Well after some innocuous reconfiguration of some of the servers (not done by me, and apparently working for everybody else) I notice the following pattern. I have a VPN tunnel, and I try a svn
command:
svn update
I get an error back immediately that the host svn.mycompany.com
can't be resolved. If I then do a host
lookup:
host -a svn.mycompany.com
that responds with the correct IP address. If I then re-try the svn
command, it works, and svn
keeps working, for a while. After some unmeasured period of time however, it stops working again and the cycle repeats.
The same pattern holds for other servers on the other side of the tunnel. I've seen this happen from different networks (i.e., at my house, out at a coffee shop, etc).
I'm not looking for an overall solution. My real question is, how is it that simply running host -a
can at least temporarily "fix" the situation of a domain not resolving? Does host
do something special to bypass a local cache? (If so, I'm still confused, because the address of the servers don't change, or change rarely.)

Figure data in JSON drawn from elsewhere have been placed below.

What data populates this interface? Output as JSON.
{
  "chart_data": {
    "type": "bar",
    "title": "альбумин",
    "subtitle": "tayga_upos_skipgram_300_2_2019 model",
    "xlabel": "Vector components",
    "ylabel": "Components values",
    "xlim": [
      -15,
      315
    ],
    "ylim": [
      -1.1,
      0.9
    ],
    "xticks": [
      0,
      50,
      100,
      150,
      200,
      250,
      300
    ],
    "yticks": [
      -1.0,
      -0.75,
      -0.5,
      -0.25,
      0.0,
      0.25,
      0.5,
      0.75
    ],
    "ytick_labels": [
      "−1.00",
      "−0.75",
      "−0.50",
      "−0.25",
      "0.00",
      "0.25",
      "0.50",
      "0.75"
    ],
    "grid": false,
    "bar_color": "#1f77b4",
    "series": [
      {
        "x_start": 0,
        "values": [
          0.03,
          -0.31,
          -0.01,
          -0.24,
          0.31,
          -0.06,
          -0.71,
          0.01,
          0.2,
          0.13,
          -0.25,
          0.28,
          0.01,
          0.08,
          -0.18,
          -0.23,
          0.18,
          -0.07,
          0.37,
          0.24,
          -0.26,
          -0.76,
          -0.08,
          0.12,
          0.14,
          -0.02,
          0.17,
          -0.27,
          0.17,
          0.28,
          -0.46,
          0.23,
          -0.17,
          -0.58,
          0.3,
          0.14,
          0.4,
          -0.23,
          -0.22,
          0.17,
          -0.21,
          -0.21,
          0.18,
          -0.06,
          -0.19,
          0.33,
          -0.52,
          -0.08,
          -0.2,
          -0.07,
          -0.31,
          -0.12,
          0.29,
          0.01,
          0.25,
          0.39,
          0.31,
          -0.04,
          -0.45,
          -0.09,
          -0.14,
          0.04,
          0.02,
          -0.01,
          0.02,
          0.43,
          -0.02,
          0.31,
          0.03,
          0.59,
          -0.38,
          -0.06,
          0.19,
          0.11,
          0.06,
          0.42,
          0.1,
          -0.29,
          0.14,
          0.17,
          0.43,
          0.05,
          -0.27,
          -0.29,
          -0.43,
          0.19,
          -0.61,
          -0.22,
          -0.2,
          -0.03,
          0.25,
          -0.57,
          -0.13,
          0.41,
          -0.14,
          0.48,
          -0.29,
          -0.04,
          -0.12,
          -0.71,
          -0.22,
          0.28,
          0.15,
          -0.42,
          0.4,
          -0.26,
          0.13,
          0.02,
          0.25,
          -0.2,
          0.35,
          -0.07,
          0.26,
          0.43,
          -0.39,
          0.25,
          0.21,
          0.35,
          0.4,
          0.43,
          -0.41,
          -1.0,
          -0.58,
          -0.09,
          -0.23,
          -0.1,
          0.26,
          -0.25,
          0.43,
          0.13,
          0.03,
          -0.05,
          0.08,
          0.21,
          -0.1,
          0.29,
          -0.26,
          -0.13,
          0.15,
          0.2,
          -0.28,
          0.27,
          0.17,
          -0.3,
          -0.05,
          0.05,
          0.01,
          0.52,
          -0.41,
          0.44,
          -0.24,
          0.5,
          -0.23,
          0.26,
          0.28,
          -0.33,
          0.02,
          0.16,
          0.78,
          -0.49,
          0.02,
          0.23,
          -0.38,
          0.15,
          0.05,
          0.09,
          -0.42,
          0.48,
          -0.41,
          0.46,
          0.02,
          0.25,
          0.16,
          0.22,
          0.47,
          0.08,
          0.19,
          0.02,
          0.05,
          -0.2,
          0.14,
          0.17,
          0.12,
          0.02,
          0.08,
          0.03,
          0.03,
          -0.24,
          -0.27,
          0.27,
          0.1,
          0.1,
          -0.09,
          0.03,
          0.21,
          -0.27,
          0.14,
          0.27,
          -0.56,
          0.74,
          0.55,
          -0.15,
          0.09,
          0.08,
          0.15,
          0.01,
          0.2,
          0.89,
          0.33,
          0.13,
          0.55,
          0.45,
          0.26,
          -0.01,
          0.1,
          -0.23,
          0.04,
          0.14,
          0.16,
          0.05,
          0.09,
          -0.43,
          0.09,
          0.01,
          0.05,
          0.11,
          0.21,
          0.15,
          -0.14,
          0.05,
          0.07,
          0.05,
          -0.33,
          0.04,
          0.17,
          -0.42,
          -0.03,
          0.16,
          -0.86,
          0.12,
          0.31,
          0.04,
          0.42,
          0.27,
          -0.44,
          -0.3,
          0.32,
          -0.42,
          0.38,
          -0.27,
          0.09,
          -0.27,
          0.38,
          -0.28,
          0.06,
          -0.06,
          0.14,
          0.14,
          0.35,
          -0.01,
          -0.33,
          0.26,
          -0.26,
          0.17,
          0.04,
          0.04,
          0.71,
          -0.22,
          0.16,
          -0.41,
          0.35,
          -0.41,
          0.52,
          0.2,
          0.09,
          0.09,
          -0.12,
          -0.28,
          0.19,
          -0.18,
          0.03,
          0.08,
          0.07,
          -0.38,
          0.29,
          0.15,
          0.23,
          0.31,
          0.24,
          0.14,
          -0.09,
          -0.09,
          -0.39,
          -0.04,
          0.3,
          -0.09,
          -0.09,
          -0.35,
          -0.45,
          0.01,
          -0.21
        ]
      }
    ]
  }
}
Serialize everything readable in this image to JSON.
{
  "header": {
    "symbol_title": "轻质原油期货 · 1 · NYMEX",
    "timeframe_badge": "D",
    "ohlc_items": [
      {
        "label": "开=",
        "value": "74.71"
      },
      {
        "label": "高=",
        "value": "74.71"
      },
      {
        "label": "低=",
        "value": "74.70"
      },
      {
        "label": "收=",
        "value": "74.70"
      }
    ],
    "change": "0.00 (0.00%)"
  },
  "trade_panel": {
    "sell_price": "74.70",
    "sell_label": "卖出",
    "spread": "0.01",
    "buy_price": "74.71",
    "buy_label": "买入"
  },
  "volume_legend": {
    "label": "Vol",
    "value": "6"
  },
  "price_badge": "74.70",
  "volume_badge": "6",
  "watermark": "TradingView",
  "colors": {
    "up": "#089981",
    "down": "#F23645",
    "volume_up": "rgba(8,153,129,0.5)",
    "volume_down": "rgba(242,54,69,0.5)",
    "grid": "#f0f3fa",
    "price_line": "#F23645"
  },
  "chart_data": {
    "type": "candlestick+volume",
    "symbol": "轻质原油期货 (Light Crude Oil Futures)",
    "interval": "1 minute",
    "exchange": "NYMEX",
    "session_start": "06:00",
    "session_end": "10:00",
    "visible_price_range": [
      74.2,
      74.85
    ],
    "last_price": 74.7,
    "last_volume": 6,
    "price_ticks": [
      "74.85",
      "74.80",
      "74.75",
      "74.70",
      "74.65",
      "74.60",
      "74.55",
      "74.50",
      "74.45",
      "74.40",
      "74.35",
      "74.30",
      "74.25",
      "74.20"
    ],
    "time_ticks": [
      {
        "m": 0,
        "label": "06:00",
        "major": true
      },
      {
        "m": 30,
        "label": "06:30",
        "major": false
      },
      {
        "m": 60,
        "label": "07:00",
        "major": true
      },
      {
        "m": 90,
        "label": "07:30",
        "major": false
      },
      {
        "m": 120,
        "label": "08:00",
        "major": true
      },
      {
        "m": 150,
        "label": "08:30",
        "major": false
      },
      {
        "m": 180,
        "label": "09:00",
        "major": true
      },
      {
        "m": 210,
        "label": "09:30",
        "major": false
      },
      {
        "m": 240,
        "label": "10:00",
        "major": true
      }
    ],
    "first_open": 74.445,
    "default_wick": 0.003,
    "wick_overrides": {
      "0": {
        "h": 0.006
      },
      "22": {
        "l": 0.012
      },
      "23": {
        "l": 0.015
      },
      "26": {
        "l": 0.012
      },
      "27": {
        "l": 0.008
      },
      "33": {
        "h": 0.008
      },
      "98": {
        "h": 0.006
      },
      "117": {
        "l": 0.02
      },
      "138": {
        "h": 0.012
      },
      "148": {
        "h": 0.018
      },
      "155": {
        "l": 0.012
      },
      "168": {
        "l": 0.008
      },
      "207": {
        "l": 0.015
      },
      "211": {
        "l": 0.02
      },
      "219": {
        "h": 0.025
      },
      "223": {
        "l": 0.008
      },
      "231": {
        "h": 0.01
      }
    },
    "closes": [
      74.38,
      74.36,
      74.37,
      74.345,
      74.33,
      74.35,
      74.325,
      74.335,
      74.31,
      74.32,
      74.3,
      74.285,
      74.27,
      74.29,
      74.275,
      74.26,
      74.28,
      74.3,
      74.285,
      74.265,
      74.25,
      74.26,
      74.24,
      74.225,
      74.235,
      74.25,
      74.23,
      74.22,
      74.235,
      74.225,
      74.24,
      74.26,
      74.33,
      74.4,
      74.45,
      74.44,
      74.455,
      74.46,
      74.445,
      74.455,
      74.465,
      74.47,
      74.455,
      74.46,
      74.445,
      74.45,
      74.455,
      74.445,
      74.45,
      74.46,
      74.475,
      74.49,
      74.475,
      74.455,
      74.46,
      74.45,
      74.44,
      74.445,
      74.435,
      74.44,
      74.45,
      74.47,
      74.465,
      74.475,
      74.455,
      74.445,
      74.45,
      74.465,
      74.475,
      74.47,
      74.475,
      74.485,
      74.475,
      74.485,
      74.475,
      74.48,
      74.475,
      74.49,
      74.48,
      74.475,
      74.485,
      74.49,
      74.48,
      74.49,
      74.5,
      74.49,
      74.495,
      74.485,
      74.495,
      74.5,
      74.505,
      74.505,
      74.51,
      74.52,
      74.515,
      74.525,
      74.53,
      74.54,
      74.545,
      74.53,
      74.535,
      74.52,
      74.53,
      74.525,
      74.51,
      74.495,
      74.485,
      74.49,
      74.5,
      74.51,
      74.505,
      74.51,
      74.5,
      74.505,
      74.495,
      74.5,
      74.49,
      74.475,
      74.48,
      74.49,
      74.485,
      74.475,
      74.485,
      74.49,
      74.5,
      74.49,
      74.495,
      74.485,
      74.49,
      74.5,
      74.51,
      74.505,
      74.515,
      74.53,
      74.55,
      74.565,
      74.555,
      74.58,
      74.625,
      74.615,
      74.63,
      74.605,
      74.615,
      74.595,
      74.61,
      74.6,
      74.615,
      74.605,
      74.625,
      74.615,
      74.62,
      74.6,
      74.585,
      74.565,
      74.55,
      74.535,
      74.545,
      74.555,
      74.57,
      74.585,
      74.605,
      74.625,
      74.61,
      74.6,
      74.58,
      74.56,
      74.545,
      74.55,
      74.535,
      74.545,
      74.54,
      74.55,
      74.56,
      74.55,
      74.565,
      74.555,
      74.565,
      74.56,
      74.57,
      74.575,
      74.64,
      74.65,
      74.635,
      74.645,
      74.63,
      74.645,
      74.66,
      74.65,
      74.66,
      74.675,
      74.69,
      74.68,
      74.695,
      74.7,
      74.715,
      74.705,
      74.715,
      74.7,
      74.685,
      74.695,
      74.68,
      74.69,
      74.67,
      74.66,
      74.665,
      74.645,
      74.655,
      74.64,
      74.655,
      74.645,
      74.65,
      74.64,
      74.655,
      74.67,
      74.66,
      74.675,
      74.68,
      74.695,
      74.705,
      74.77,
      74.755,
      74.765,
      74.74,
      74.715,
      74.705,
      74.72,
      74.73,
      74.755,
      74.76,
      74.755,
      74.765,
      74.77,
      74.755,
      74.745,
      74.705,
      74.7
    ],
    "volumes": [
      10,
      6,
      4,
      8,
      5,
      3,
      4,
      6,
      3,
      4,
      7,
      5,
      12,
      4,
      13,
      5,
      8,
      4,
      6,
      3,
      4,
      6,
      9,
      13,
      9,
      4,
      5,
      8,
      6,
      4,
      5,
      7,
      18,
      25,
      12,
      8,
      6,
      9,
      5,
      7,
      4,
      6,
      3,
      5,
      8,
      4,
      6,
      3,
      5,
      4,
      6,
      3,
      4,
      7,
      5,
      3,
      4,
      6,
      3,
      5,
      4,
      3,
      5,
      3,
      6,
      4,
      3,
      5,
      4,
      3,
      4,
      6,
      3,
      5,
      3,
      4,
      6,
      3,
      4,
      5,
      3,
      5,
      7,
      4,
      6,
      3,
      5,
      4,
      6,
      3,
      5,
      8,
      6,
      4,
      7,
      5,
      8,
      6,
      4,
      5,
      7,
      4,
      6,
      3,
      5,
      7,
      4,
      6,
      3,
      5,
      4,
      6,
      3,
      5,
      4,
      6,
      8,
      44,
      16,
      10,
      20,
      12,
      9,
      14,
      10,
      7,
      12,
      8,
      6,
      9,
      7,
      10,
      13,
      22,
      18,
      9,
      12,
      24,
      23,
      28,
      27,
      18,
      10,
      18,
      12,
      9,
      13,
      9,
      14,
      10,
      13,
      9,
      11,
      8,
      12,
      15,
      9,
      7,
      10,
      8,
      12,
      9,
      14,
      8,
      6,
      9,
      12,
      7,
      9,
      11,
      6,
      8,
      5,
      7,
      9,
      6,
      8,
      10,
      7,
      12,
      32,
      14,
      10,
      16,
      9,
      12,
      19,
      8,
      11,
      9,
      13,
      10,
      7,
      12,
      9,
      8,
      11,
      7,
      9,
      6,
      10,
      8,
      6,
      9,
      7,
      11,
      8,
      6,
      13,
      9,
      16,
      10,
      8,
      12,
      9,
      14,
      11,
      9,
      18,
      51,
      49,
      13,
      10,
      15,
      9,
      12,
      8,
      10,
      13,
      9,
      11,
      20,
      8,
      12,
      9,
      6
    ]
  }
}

edit — OK more information. By turning up logging for systemd-resolved
, I was able to use journalctl
to track what my local machine is doing with DNS lookups. What I saw seems interesting but I still don't know enough to understand what it means: DNS lookup requests of query type ANY
seem to overflow the UDP packet size, so systemd-resolved
falls back to making a TCP query. For a normal non-ANY
lookup on these foo.mycompany.com
names, I don't get the packet overflow but it goes on to make a NODATA
local cache entry.
When the ANY
queries force the TCP fallback, systemd-resolved
gets a useful result and makes a positive cache entry.
To me this means that something weird is going on with the UDP responses, but I don't know what that implies about the root cause.